Alienation from mainstream culture undoubtedly plays a role in the appeal of gang life to youth. Unfortunately, much of today’s American youth culture glorifies marginality, the suffering and acting-out of the outsider, the cult of “not belonging.”

Ironically, while more and more Americans see themselves as minorities in one form or another, most Latino Southern Californians are finding comfort in being part of a community that is becoming the majority. Large civic events like the ones held last Sunday are defining moments in this emergence. Celebrants look around and see the depth and breadth of who they are.

Two Latino CPAs told us that the festival at Whittier Narrows gave them the feeling that they were connected to a larger civilization. A Guatemalan father of four listening to Colombia’s Grupo Niche at the Fiesta Broadway accurately recounted for us the story of Cinco de Mayo--the Mexican army’s triumph over the French at Puebla on May 5, 1862. An Ecuadoran-born woman who spent the day waiting to see a Venezuelan singer confessed to having been Mexicanized in Los Angeles. Latinos in all their variety have begun to define themselves on their own terms.

While it was once assumed that the only way to become a true American was to strip away all other experience, today it is evident that strong ethnic and cultural identities actively reinforce what were once considered quintessentially American values. Adherence to tradition translates into strong family and religious ties as well as a healthy work ethic. A Latino juvenile probation officer told us last year that the closer a youngster’s ties to Mexican traditional values, the less likely he or she is to wind up in serious trouble.

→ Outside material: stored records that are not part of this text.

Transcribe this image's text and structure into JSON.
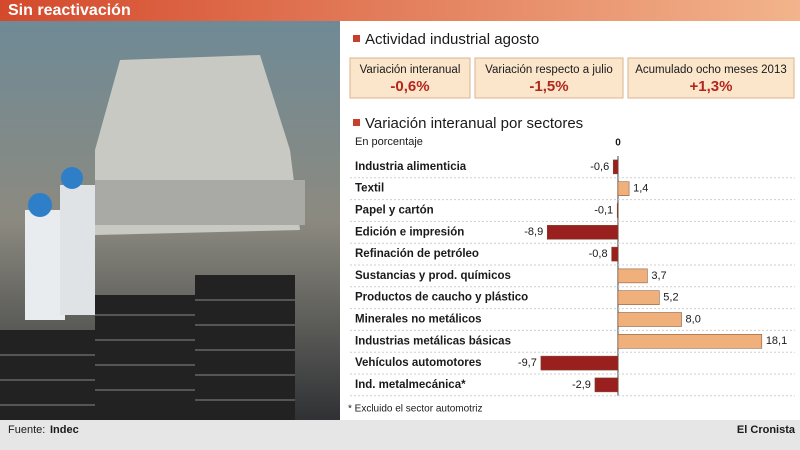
{
  "header": {
    "title": "Sin reactivación"
  },
  "summary": {
    "title": "Actividad industrial agosto",
    "kpis": [
      {
        "label": "Variación interanual",
        "value": "-0,6%"
      },
      {
        "label": "Variación respecto a julio",
        "value": "-1,5%"
      },
      {
        "label": "Acumulado ocho meses 2013",
        "value": "+1,3%"
      }
    ]
  },
  "chart_data": {
    "type": "hbar",
    "title": "Variación interanual por sectores",
    "subtitle": "En porcentaje",
    "categories": [
      "Industria alimenticia",
      "Textil",
      "Papel y cartón",
      "Edición e impresión",
      "Refinación de petróleo",
      "Sustancias y prod. químicos",
      "Productos de caucho y plástico",
      "Minerales no metálicos",
      "Industrias metálicas básicas",
      "Vehículos automotores",
      "Ind. metalmecánica*"
    ],
    "values": [
      -0.6,
      1.4,
      -0.1,
      -8.9,
      -0.8,
      3.7,
      5.2,
      8.0,
      18.1,
      -9.7,
      -2.9
    ],
    "value_labels": [
      "-0,6",
      "1,4",
      "-0,1",
      "-8,9",
      "-0,8",
      "3,7",
      "5,2",
      "8,0",
      "18,1",
      "-9,7",
      "-2,9"
    ],
    "positive_color": "#efb07c",
    "negative_color": "#9a1f1f",
    "xlim": [
      -10,
      18.5
    ],
    "xticks": [
      0
    ],
    "note": "* Excluido el sector automotriz"
  },
  "footer": {
    "source_label": "Fuente:",
    "source": "Indec",
    "brand": "El Cronista"
  }
}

Twenty years ago, sociological literature considered ethnic identification a deviant behavior, along with abusing drugs and playing jazz for a living. Today Latinos have begun to value their own norms and ways of life. It is only the strength of our identity and our multirooted culture that can make the disaffected among us, particularly the youth, feel like they belong to the larger society. In fact, we are becoming the mainstream.